Dáil debates

Wednesday, 26 June 2024

Nomination of Member of Government: Motion

 

3:15 pm

Photo of Gerald NashGerald Nash (Louth, Labour) | Oireachtas source

I congratulate the Deputy Michael McGrath on his appointment. I thank him for his service in this House over many years and for his kindness to me when shadowing him as I was the Labour Party opposition spokesperson over the last few years. I congratulate the Deputy but I must also warn him, as the Leader of Sinn Féin did, that this House and the Irish people will not stand by the Government and him, as Commissioner, in supporting the reappointment of Ursula von der Leyen as President of the Commission. That is plainly obvious.

I congratulate the Deputy Jack Chambers on his appointment as Minister for Finance. It is an enormous achievement of which he and his family can rightly be proud. Much has been made of the Deputy Chambers' youth. The commentary from some quarters has been nothing short of patronising. Age simply should not matter, but his performance and delivery will. That is how he will be judged. Deputy Chambers is from a generation of young people that is the first in the State's history that will likely do less well than their parents. They are highly educated but locked out of housing. It is a generation picking up the pieces from a climate catastrophe created by other generations. Deputy Chambers will owe it his generation to be much more radical than his predecessors were prepared to be. Being a young Minister for Finance will not matter if he is as conservative as the rest.

We live in a rich country that feels so poor and the new Minister will have a limited time to make a difference but he can. His big task is the delivery of budget 2025 if he gets to bring that budget to the House at all. The scale of the challenges facing our society and our economy are big but they can be addressed. October's budget must show that Fianna Fáil once again understands something it has not comprehended for most of its recent history, namely that it is only the State, led from the centre, that has the authority, the mandate, the power, the capacity and the resources to transform lives, societies and our environment. I ask that Deputy Chambers will not be a conservative but that he will be a reformer and show us that he is different. The deprivation and child poverty rates in the State should shame us in this very rich country. The new Minister for Finance cannot afford to not take radical action with his Government colleagues to give every child a decent start in life. The new Minister should commit always to making work pay, not simply through tax cuts but by resisting Fine Gael's efforts to backslide on the living wage. He will be under pressure to deliver a cost-of-living package and if he truly wants to make it easier to get by in Ireland in 2024 and 2025, he must use the money we do have, and which we can spend, on better access to improved health services, on education and transport services, to build more homes and to support renters with security, and not merely small tax breaks.

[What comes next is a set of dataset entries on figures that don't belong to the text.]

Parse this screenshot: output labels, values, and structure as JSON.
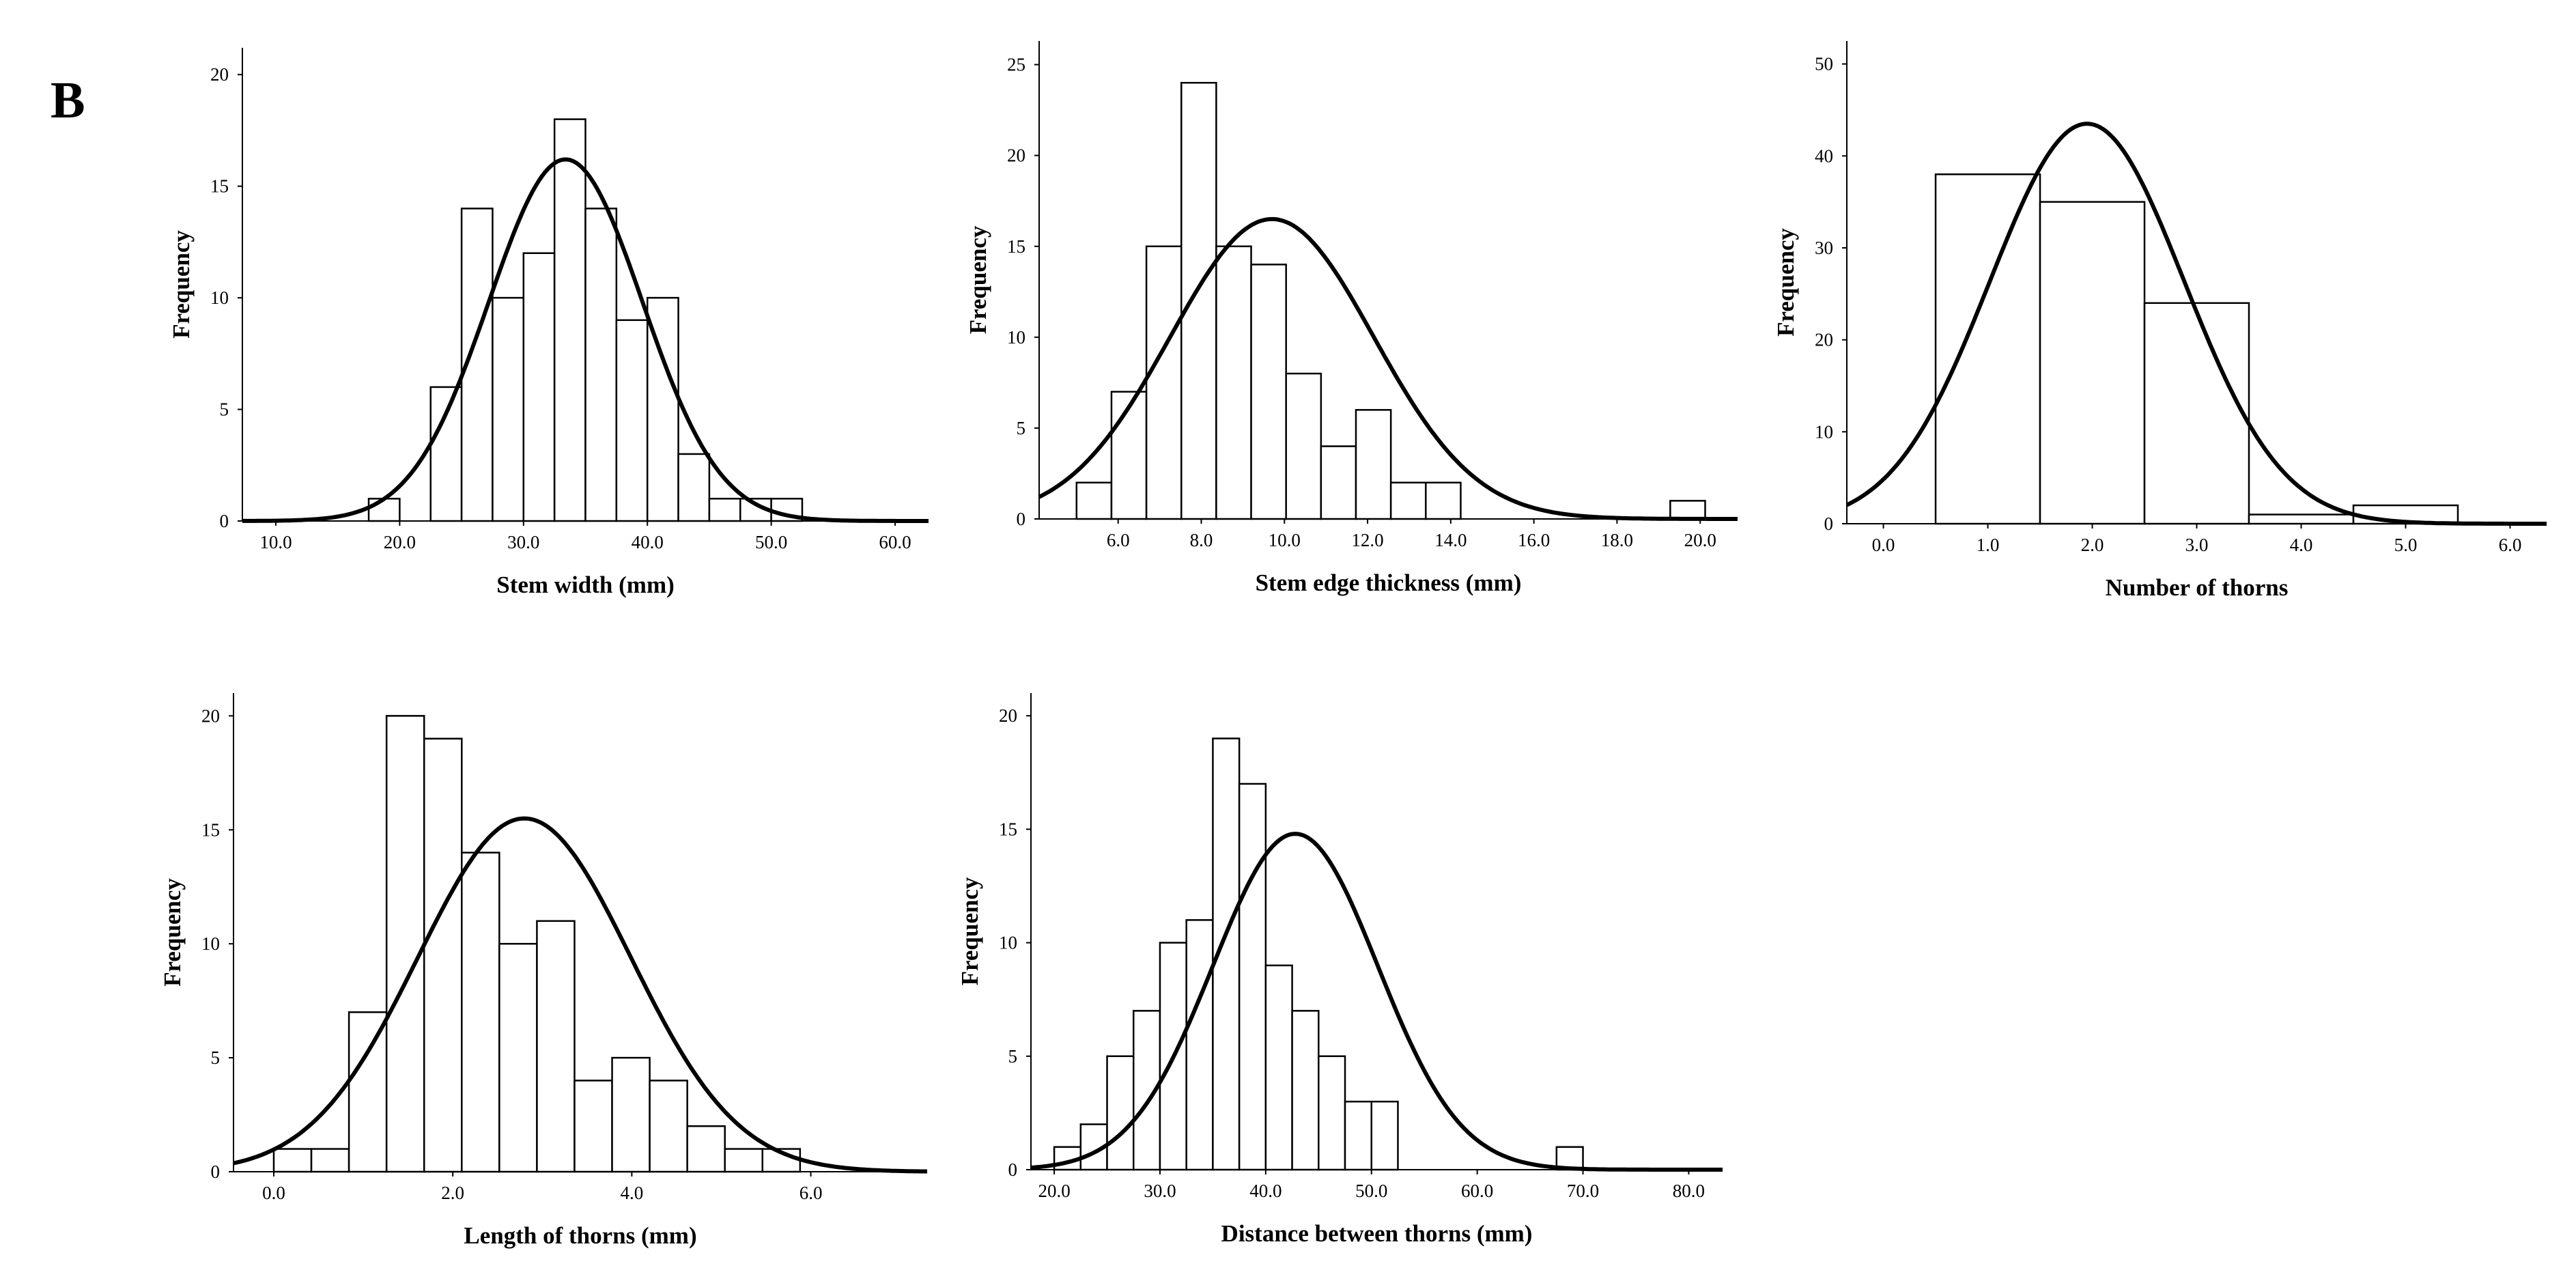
{
  "figure": {
    "panel_letter": "B"
  },
  "chart_data": [
    {
      "type": "histogram",
      "xlabel": "Stem width (mm)",
      "ylabel": "Frequency",
      "xlim": [
        7.3,
        62.7
      ],
      "ylim": [
        0,
        21.2
      ],
      "x_ticks": [
        10,
        20,
        30,
        40,
        50,
        60
      ],
      "x_tick_labels": [
        "10.0",
        "20.0",
        "30.0",
        "40.0",
        "50.0",
        "60.0"
      ],
      "y_ticks": [
        0,
        5,
        10,
        15,
        20
      ],
      "y_tick_labels": [
        "0",
        "5",
        "10",
        "15",
        "20"
      ],
      "bin_width": 2.5,
      "bins": [
        {
          "start": 17.5,
          "count": 1
        },
        {
          "start": 20.0,
          "count": 0
        },
        {
          "start": 22.5,
          "count": 6
        },
        {
          "start": 25.0,
          "count": 14
        },
        {
          "start": 27.5,
          "count": 10
        },
        {
          "start": 30.0,
          "count": 12
        },
        {
          "start": 32.5,
          "count": 18
        },
        {
          "start": 35.0,
          "count": 14
        },
        {
          "start": 37.5,
          "count": 9
        },
        {
          "start": 40.0,
          "count": 10
        },
        {
          "start": 42.5,
          "count": 3
        },
        {
          "start": 45.0,
          "count": 1
        },
        {
          "start": 47.5,
          "count": 1
        },
        {
          "start": 50.0,
          "count": 1
        }
      ],
      "normal_curve": {
        "mean": 33.4,
        "sd": 6.2,
        "peak": 16.2
      }
    },
    {
      "type": "histogram",
      "xlabel": "Stem edge thickness (mm)",
      "ylabel": "Frequency",
      "xlim": [
        4.1,
        20.9
      ],
      "ylim": [
        0,
        26.3
      ],
      "x_ticks": [
        6,
        8,
        10,
        12,
        14,
        16,
        18,
        20
      ],
      "x_tick_labels": [
        "6.0",
        "8.0",
        "10.0",
        "12.0",
        "14.0",
        "16.0",
        "18.0",
        "20.0"
      ],
      "y_ticks": [
        0,
        5,
        10,
        15,
        20,
        25
      ],
      "y_tick_labels": [
        "0",
        "5",
        "10",
        "15",
        "20",
        "25"
      ],
      "bin_width": 0.84,
      "bins": [
        {
          "start": 5.0,
          "count": 2
        },
        {
          "start": 5.84,
          "count": 7
        },
        {
          "start": 6.68,
          "count": 15
        },
        {
          "start": 7.52,
          "count": 24
        },
        {
          "start": 8.36,
          "count": 15
        },
        {
          "start": 9.2,
          "count": 14
        },
        {
          "start": 10.04,
          "count": 8
        },
        {
          "start": 10.88,
          "count": 4
        },
        {
          "start": 11.72,
          "count": 6
        },
        {
          "start": 12.56,
          "count": 2
        },
        {
          "start": 13.4,
          "count": 2
        },
        {
          "start": 14.24,
          "count": 0
        },
        {
          "start": 15.08,
          "count": 0
        },
        {
          "start": 15.92,
          "count": 0
        },
        {
          "start": 16.76,
          "count": 0
        },
        {
          "start": 17.6,
          "count": 0
        },
        {
          "start": 18.44,
          "count": 0
        },
        {
          "start": 19.28,
          "count": 1
        }
      ],
      "normal_curve": {
        "mean": 9.7,
        "sd": 2.45,
        "peak": 16.5
      }
    },
    {
      "type": "histogram",
      "xlabel": "Number of thorns",
      "ylabel": "Frequency",
      "xlim": [
        -0.35,
        6.35
      ],
      "ylim": [
        0,
        52.5
      ],
      "x_ticks": [
        0,
        1,
        2,
        3,
        4,
        5,
        6
      ],
      "x_tick_labels": [
        "0.0",
        "1.0",
        "2.0",
        "3.0",
        "4.0",
        "5.0",
        "6.0"
      ],
      "y_ticks": [
        0,
        10,
        20,
        30,
        40,
        50
      ],
      "y_tick_labels": [
        "0",
        "10",
        "20",
        "30",
        "40",
        "50"
      ],
      "bin_width": 1.0,
      "bins": [
        {
          "start": 0.5,
          "count": 38
        },
        {
          "start": 1.5,
          "count": 35
        },
        {
          "start": 2.5,
          "count": 24
        },
        {
          "start": 3.5,
          "count": 1
        },
        {
          "start": 4.5,
          "count": 2
        }
      ],
      "normal_curve": {
        "mean": 1.95,
        "sd": 0.93,
        "peak": 43.5
      }
    },
    {
      "type": "histogram",
      "xlabel": "Length of thorns (mm)",
      "ylabel": "Frequency",
      "xlim": [
        -0.45,
        7.3
      ],
      "ylim": [
        0,
        21
      ],
      "x_ticks": [
        0,
        2,
        4,
        6
      ],
      "x_tick_labels": [
        "0.0",
        "2.0",
        "4.0",
        "6.0"
      ],
      "y_ticks": [
        0,
        5,
        10,
        15,
        20
      ],
      "y_tick_labels": [
        "0",
        "5",
        "10",
        "15",
        "20"
      ],
      "bin_width": 0.42,
      "bins": [
        {
          "start": 0.0,
          "count": 1
        },
        {
          "start": 0.42,
          "count": 1
        },
        {
          "start": 0.84,
          "count": 7
        },
        {
          "start": 1.26,
          "count": 20
        },
        {
          "start": 1.68,
          "count": 19
        },
        {
          "start": 2.1,
          "count": 14
        },
        {
          "start": 2.52,
          "count": 10
        },
        {
          "start": 2.94,
          "count": 11
        },
        {
          "start": 3.36,
          "count": 4
        },
        {
          "start": 3.78,
          "count": 5
        },
        {
          "start": 4.2,
          "count": 4
        },
        {
          "start": 4.62,
          "count": 2
        },
        {
          "start": 5.04,
          "count": 1
        },
        {
          "start": 5.46,
          "count": 1
        }
      ],
      "normal_curve": {
        "mean": 2.8,
        "sd": 1.19,
        "peak": 15.5
      }
    },
    {
      "type": "histogram",
      "xlabel": "Distance between thorns  (mm)",
      "ylabel": "Frequency",
      "xlim": [
        17.8,
        83.2
      ],
      "ylim": [
        0,
        21
      ],
      "x_ticks": [
        20,
        30,
        40,
        50,
        60,
        70,
        80
      ],
      "x_tick_labels": [
        "20.0",
        "30.0",
        "40.0",
        "50.0",
        "60.0",
        "70.0",
        "80.0"
      ],
      "y_ticks": [
        0,
        5,
        10,
        15,
        20
      ],
      "y_tick_labels": [
        "0",
        "5",
        "10",
        "15",
        "20"
      ],
      "bin_width": 2.5,
      "bins": [
        {
          "start": 20.0,
          "count": 1
        },
        {
          "start": 22.5,
          "count": 2
        },
        {
          "start": 25.0,
          "count": 5
        },
        {
          "start": 27.5,
          "count": 7
        },
        {
          "start": 30.0,
          "count": 10
        },
        {
          "start": 32.5,
          "count": 11
        },
        {
          "start": 35.0,
          "count": 19
        },
        {
          "start": 37.5,
          "count": 17
        },
        {
          "start": 40.0,
          "count": 9
        },
        {
          "start": 42.5,
          "count": 7
        },
        {
          "start": 45.0,
          "count": 5
        },
        {
          "start": 47.5,
          "count": 3
        },
        {
          "start": 50.0,
          "count": 3
        },
        {
          "start": 52.5,
          "count": 0
        },
        {
          "start": 55.0,
          "count": 0
        },
        {
          "start": 57.5,
          "count": 0
        },
        {
          "start": 60.0,
          "count": 0
        },
        {
          "start": 62.5,
          "count": 0
        },
        {
          "start": 65.0,
          "count": 0
        },
        {
          "start": 67.5,
          "count": 1
        }
      ],
      "normal_curve": {
        "mean": 42.8,
        "sd": 7.8,
        "peak": 14.8
      }
    }
  ]
}
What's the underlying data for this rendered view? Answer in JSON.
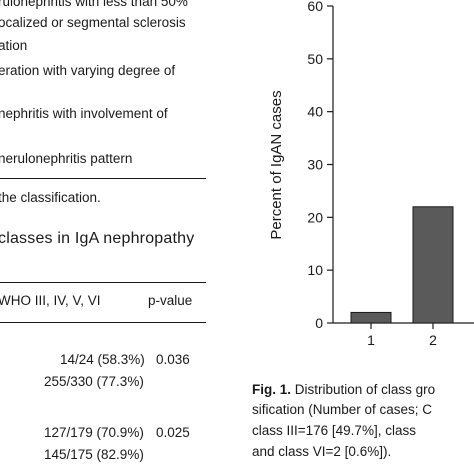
{
  "left_text": {
    "classification_lines": [
      "rulonephritis with less than 50%",
      "ocalized or segmental sclerosis",
      "ation",
      "eration with varying degree of",
      "nephritis with involvement of",
      "nerulonephritis pattern"
    ],
    "footnote": "the classification.",
    "table_caption": "classes in IgA nephropathy",
    "table_header": {
      "col1": "WHO III, IV, V, VI",
      "col2": "p-value"
    },
    "table_rows": [
      {
        "val": "14/24 (58.3%)",
        "p": "0.036"
      },
      {
        "val": "255/330 (77.3%)",
        "p": ""
      },
      {
        "val": "127/179 (70.9%)",
        "p": "0.025"
      },
      {
        "val": "145/175 (82.9%)",
        "p": ""
      }
    ]
  },
  "figure_caption": {
    "lines": [
      "Distribution of class gro",
      "sification (Number of cases; C",
      "class III=176 [49.7%], class",
      "and class VI=2 [0.6%])."
    ],
    "label": "Fig. 1."
  },
  "colors": {
    "bar_fill": "#5a5a5a",
    "axis": "#1a1a1a"
  },
  "chart_data": {
    "type": "bar",
    "categories": [
      "1",
      "2"
    ],
    "values": [
      2,
      22
    ],
    "ylabel": "Percent of IgAN cases",
    "ylim": [
      0,
      60
    ],
    "yticks": [
      0,
      10,
      20,
      30,
      40,
      50,
      60
    ],
    "grid": false
  }
}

Under this Government, the purchasing power of the pension has fallen off a cliff. This is to Fianna Fáil's shame.

Heed the Central Bank's warning that the economy is at risk of overheating, do not do anything in the budget to tip it over the edge, do not fuel the fire, listen to the Irish Fiscal Advisory Council, IFAC, when they say that premature tax cutting at the same time as spending hikes risks tipping the economy over the edge - it is a long way back from there. Dump the reckless fiscal gimmickry that IFAC has quite rightly accused Deputy Michael McGrath of engaging in. Stop pretending that extra health spending and the resources we spend on accommodating those who come to Ireland fleeing war in Ukraine is accounted as a once-off expenditure. It is core spending. Do not insult the intelligence of this House and its citizens. Account for it in the way it should be.

I ask Deputy Chambers to take seriously the work of the Commission on Taxation and Welfare. Two years on, this Government continues to blank the commission's report. Show that commission the respect its work deserves and start implementing its measures. Our tax base is far too reliant on corporation tax from three to four big companies. We all know that the base is in danger of narrowing but this Government ignores recommendations, for example on ending expensive tax breaks in non-productive parts of the economy. Fine Gael has this weekend been throwing shapes on inheritance tax. I ask Deputy Chambers to do his generation a favour and stop reinforcing unearned privilege.

If he wants to support enterprise, and he should, I ask him to use the tax system to promote indigenous Irish firms and help them to bridge the yawning productivity and innovation gap we suffer from in this country. I ask him to help Irish unicorn firms to scale up, go global and stay global in future. While I am at it, I ask him to change tack and back international efforts to support international proposals now emerging concerning the introduction of a 2% wealth tax on billionaires. There is an open-and-shut case for doing it.

I wish the Minister of State well in his new role. He has ascended to very high office and he is to be congratulated. With this elevation comes enormous and onerous responsibility. In the short time he has in this new role, he can make a mark. More importantly, he can make a difference and help to change the direction of this country if he chooses to do so.